Naturally, my Father understood him perfectly. They had labored for years alongside one another harvesting crops, driving tractors and tending to livestock. I would listen to my Father speak with him on their farmhouse porch or in his workshop and always wonder what my grandfather was saying. It was like a language I never learned.
My Father enjoyed a close relationship with my grandfather, always asking him for advice and listening to everything he said. He cherished his Dad’s words so much that he began recording their phone conversations.
A couple of years ago, while rummaging around in my Father’s desk, I found a handful of tiny cassette tapes he’d tucked away for safe keeping. Some held important conversations with clients or vendors. A couple were blank, and one was a recorded phone call with his sister from 2003. But the one that stood out had a sticky note attached. ‘Please Keep Conversation W/ Dad – 5-8-89’.
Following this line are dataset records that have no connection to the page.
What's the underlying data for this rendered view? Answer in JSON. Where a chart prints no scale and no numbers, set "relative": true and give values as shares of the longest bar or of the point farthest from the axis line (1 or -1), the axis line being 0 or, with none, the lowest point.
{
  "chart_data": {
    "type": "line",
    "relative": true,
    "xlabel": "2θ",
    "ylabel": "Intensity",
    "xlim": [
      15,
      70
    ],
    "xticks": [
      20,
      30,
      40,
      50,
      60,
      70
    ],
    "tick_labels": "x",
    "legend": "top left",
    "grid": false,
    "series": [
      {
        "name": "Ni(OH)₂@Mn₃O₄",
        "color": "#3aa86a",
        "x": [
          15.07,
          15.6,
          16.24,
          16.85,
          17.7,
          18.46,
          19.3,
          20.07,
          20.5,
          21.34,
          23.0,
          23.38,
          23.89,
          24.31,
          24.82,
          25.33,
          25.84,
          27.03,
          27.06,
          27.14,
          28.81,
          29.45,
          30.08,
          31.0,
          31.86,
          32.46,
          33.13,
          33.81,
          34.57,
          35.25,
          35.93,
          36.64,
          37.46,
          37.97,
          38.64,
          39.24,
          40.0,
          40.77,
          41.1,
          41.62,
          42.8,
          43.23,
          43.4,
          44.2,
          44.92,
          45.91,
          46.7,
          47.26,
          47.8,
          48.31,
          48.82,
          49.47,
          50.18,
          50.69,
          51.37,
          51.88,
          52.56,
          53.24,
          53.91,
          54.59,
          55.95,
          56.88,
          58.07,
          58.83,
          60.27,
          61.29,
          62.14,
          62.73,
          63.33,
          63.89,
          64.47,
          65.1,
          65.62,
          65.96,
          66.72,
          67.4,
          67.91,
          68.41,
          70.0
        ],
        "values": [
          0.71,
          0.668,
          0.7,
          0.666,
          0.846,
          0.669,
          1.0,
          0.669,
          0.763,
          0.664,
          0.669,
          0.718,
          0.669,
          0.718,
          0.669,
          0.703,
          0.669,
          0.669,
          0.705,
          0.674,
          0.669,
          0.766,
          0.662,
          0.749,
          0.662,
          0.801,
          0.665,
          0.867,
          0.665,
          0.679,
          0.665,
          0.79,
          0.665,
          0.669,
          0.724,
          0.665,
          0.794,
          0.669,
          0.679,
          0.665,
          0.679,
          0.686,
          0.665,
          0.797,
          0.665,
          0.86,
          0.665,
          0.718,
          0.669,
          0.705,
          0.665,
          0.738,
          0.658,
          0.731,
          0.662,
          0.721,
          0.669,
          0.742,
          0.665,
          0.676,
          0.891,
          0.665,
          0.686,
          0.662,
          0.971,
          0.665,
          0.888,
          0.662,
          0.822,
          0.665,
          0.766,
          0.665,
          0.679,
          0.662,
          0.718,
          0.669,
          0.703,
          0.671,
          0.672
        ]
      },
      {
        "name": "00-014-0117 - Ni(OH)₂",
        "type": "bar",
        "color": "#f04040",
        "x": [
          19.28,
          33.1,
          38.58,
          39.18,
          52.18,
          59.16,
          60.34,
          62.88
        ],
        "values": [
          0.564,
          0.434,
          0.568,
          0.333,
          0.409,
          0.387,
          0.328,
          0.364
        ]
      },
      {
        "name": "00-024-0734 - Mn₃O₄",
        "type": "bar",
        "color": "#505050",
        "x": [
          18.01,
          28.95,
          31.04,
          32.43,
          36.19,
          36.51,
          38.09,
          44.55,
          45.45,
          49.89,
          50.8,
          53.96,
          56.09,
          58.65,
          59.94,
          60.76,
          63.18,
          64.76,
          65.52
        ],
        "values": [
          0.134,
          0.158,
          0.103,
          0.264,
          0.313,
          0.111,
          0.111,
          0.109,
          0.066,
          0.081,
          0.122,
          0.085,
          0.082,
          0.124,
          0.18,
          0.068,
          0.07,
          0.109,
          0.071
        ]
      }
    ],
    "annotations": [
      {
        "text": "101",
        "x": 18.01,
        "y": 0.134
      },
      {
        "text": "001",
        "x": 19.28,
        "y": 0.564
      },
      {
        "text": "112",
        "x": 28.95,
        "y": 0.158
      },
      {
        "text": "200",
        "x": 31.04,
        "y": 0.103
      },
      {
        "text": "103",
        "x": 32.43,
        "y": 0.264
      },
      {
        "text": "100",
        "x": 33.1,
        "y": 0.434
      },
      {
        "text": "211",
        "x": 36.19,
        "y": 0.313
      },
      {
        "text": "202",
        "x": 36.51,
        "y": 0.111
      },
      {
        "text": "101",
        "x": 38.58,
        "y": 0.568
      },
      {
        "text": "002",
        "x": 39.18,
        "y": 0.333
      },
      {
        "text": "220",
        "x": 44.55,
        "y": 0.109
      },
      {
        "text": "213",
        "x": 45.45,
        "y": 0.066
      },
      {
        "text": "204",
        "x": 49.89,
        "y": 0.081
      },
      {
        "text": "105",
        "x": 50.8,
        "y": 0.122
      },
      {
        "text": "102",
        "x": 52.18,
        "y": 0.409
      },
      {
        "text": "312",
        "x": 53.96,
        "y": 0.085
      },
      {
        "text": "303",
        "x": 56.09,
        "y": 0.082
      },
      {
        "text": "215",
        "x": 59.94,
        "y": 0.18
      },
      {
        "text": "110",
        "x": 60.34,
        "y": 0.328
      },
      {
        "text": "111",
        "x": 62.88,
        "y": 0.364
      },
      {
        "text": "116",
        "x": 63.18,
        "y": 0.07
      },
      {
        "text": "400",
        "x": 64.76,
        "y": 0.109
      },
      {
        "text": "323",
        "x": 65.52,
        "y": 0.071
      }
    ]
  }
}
It’s just human nature for us to hold onto our loved ones. We hold onto their memories, their smiles and their gifts. We also hold onto their words.
When I moved back to Georgia to take care of my parents, I started recording my Father. I video recorded him singing Elvis and Johnny Cash at Grace Arbor. We captured him on film reciting one of his favorite poems, The Dutchman’s Prayer and playing with his grandchildren. I recorded our conversations in the car of his days in the Air Force or his boyhood pranks that always got him into trouble.
A few months ago, I started recording my Father’s prayers. And the more I recorded, the more I want to record. Because his words are fading. There are times he’ll pray with clarity. And there are times he’ll pray about things known only to God.
I imagine if a child heard those prayers, they might shy away, like I shied away from my grandfather. But to me, those words are priceless, just as his father’s words are priceless to him.